Hepatocellular carcinoma (HCC) is the fifth most common malignancy and the third most common cause of cancer death worldwide. It is often a rapidly progressive tumor with high potential for both direct and distant vascular extension. However, despite the high incidence of venous involvement and proximity to the heart, case reports of intracardiac metastasis are quite rare. Here, we are reporting a case of intracardiac extension of recurrent HCC in a previously treated hepatitis C virus (HCV) with DAA with a brief review of cardiac metastasis of HCC and debatable data related to DAA and occurrence of HCC.

Case report

A 52-year-old hepatitis C virus (HCV)-positive male is our patient with a known history of transarterial chemoembolization (TACE) for HCC two times, 2 years and one and a half year ago. He was successfully treated with DAA (sofosbuvir) 1 year ago. He presented to our medical facility complaining of deep jaundice, massive ascites, bilateral lower limb edema, and dyspnea. Ultrasonography of the abdomen revealed a mass in the liver extending through the IVC, which is most likely a recurrence of HCC together with a massive amount of ascites. Transthoracic echocardiography (TTE) revealed a highly mobile large cauliflower mass measuring 4.5 × 2.5 cm at the right atrium (Figs. 1 and 2) extending through the IVC (Figs. 3 and 4). Due to patient frailty and hazards of dye in an already renally impaired patient, no further contrast study was done, and only conservative supportive measures were initiated for the management of his deteriorated liver functions, but unfortunately, he passed away after 4 days.

Fig. 1
figure 1

TTE apical four-chamber view showing a large mass in the right atrium marked by a blue arrow

Fig. 2
figure 2

TTE showing a large right atrial mass measuring 4.5 × 2.5 cm marked by a blue arrow

Fig. 3
figure 3

TTE parasternal short-axis view showing a large mass in the right atrium arising from the inferior vena cava marked by a blue arrow

Fig. 4
figure 4

TTE subcostal view showing tumor thrombus extending from the IVC towards the right atrium marked by a blue arrow


Globally, HCC is considered the fifth most common cancer and the third most frequent cause of cancer-related mortality [1]. More than 80% of HCC cases worldwide are attributed to chronic viral hepatitis B and C infections [2, 3].

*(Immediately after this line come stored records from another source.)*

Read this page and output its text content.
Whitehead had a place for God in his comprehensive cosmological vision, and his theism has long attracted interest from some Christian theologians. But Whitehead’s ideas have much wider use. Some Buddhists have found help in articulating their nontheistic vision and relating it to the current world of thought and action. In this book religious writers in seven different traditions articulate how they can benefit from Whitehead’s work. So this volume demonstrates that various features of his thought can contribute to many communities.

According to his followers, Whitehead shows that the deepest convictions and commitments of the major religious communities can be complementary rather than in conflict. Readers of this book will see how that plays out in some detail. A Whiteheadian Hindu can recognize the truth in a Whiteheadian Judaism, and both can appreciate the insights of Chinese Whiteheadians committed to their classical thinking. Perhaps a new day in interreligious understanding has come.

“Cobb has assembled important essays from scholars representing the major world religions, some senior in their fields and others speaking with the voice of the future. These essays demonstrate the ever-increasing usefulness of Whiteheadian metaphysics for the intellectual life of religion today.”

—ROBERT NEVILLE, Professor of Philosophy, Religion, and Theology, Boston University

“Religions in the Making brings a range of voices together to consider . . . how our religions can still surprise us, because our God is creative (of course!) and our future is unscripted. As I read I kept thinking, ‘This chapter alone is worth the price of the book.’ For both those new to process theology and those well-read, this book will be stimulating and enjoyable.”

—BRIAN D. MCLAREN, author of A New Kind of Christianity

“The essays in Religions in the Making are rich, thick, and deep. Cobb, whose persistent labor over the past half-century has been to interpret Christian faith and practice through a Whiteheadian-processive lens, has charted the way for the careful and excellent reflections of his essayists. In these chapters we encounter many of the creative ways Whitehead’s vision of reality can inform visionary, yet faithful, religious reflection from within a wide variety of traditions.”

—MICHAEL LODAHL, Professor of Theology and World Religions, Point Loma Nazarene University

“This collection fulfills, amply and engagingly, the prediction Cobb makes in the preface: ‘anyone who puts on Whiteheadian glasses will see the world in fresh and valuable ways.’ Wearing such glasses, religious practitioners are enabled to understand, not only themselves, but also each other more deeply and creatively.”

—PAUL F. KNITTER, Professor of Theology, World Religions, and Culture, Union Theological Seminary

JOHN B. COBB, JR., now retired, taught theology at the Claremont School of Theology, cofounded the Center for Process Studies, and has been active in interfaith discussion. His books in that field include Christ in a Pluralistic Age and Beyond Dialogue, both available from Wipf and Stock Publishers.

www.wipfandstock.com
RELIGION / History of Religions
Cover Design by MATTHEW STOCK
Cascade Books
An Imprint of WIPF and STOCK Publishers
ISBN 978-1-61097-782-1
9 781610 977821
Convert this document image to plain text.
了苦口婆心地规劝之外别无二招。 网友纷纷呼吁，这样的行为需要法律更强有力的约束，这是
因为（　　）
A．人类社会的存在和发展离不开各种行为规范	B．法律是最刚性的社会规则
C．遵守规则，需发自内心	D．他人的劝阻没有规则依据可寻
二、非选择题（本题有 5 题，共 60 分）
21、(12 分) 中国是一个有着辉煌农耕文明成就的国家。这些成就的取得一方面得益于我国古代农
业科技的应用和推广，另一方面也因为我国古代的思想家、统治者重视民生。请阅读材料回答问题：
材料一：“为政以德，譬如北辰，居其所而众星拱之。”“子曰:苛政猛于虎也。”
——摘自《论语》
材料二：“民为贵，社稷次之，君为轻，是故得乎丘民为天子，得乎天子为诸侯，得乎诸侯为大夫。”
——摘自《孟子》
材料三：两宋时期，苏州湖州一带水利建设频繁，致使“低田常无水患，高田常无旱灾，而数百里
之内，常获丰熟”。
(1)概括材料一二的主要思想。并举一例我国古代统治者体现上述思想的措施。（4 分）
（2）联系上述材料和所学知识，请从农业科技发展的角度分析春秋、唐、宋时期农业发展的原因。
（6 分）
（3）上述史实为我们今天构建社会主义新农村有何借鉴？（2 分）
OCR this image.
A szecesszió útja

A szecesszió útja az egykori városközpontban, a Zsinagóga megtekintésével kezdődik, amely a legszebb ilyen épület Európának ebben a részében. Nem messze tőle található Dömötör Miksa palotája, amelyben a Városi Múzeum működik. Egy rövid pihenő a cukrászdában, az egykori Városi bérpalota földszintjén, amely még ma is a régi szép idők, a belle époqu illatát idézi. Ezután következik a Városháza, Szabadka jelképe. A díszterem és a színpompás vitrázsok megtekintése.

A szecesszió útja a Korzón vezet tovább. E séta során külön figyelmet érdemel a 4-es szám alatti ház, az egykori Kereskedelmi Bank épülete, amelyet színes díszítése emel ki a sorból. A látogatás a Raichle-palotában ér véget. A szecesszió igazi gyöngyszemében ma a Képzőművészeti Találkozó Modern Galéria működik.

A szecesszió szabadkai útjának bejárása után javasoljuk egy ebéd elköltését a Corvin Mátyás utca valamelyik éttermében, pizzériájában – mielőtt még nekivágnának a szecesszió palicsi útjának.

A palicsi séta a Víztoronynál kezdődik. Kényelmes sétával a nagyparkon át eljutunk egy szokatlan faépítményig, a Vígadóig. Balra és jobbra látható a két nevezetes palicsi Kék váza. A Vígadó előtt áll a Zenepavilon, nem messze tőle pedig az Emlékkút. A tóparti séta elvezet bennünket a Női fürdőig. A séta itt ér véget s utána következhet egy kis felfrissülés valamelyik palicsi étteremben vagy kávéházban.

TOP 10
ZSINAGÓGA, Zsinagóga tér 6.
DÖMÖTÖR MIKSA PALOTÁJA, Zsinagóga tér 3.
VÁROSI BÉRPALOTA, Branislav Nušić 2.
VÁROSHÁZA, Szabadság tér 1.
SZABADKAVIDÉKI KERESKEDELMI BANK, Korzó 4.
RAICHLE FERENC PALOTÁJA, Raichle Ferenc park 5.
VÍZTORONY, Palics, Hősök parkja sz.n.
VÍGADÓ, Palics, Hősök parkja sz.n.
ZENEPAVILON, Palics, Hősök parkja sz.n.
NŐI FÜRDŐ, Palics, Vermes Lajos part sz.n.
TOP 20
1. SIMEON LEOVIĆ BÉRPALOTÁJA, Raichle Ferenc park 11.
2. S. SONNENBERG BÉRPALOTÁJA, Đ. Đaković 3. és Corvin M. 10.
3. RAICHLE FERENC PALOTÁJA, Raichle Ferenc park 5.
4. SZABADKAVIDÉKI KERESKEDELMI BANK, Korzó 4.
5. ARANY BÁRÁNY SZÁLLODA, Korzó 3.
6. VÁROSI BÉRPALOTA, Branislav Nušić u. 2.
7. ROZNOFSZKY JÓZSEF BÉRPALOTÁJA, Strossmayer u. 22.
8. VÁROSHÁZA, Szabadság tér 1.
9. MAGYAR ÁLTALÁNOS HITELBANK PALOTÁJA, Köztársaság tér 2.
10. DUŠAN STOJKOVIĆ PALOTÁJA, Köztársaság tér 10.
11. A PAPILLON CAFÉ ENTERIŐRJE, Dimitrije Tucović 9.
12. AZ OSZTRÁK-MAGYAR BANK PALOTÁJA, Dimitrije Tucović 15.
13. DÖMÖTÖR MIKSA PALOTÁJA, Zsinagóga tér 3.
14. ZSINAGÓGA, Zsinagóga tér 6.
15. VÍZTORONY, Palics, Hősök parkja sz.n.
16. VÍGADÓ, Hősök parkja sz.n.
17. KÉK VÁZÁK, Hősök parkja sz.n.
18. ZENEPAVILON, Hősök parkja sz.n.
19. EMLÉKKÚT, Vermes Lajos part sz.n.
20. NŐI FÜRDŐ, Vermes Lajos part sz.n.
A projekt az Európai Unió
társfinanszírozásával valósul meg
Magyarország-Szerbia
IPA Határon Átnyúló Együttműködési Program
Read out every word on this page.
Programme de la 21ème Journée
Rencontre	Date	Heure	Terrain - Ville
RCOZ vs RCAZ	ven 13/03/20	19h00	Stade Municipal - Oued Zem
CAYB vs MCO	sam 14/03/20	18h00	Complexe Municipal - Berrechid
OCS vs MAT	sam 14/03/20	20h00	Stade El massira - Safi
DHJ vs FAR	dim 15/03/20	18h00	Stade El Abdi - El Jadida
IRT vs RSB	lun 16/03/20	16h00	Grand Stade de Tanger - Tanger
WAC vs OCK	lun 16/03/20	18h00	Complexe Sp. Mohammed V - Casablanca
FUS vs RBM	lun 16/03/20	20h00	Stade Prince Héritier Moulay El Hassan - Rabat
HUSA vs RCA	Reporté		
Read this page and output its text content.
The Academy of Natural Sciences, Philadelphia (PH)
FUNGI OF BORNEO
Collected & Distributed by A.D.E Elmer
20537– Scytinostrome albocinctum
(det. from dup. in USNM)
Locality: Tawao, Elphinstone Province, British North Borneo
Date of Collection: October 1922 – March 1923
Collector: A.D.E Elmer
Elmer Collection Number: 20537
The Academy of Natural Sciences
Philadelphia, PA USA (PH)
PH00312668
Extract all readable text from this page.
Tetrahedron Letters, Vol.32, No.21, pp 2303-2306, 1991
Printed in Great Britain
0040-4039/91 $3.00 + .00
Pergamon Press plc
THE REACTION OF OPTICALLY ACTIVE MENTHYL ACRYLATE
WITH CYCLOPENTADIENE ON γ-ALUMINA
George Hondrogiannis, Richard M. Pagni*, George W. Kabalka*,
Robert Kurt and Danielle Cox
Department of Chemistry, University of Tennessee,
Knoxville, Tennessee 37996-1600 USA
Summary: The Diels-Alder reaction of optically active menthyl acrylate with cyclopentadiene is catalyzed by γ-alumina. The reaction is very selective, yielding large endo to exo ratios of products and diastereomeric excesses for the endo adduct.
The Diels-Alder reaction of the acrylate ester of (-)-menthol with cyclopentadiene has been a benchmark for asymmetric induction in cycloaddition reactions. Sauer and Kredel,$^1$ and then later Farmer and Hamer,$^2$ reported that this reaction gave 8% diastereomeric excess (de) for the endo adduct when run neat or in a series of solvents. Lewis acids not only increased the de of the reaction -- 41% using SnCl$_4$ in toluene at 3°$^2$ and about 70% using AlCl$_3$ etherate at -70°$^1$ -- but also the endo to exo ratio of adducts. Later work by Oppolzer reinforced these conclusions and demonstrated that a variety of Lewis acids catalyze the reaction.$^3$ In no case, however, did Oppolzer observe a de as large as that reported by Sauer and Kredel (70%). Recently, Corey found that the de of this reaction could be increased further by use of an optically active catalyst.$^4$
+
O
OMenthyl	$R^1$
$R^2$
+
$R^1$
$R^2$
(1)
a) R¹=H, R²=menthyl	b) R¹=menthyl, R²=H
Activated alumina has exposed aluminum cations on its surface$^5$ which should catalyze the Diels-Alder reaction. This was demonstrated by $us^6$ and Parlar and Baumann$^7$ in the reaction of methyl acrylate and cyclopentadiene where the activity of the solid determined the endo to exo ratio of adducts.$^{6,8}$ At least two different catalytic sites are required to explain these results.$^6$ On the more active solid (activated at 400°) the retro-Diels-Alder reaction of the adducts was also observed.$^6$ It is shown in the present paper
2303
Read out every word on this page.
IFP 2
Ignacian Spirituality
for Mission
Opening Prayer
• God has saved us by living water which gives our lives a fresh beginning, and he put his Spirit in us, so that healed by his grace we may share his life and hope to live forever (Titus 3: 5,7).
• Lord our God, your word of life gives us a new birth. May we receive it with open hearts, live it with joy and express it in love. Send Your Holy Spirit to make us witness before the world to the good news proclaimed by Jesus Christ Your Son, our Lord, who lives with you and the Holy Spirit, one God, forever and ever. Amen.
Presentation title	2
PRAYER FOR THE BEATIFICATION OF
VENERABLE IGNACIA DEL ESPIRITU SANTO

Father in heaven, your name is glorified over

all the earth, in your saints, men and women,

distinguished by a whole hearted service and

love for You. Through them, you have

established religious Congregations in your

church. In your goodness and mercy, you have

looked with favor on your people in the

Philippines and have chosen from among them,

HCC is usually asymptomatic until late. Cardiac involvement in HCC rarely occurs and usually develops in advanced stages of HCC. The main mechanism of metastasis into the cardiac cavity is through a direct vascular extension of the tumor to the right side via the hepatic vein and IVC [4].

TTE is a simple readily available noninvasive modality for initial assessment of cardiac involvement in any tumor defining its site, mobility, extension, and effect. Both computed tomography (CT) and magnetic resonance imaging (MRI) can provide further tissue characterization beyond the value of TTE [5]. Cardiopulmonary complications include heart failure, tricuspid stenosis or insufficiency, right ventricular outflow tract obstruction, pulmonary embolism, or even sudden cardiac death [6]. Cardiac surgery and measures to control the growth of HCC have been proposed in young patients with good general condition, yet mostly, the diagnosis is delayed until advanced stages. The reported prognosis of HCC with intra-cardiac involvement is very poor, with a mean survival ranging from 1 to 4 months at the time of diagnosis [7].

There is controversial data regarding the relation between DAA and HCC development. Conte et al. concluded that in patients with HCV-related cirrhosis, DAA-induced resolution of HCV infection was not associated with a reduction of the incidence of HCC occurrence, and previously treated HCC patients have still a high risk of tumor recurrence, in the short term. For these reasons, all cirrhotic patients should be closely monitored and followed during and after antiviral therapy [8]. while Ioannou et al. stated that DAA-induced sustained virologic response was associated with a 71% reduction in HCC risk. Treatment with DAAs was not associated with increased HCC risk compared to interferon (IFN). Further research is required to define whether there is any association between HCC occurrence or recurrence and DAA or it is just related to existing liver cirrhosis.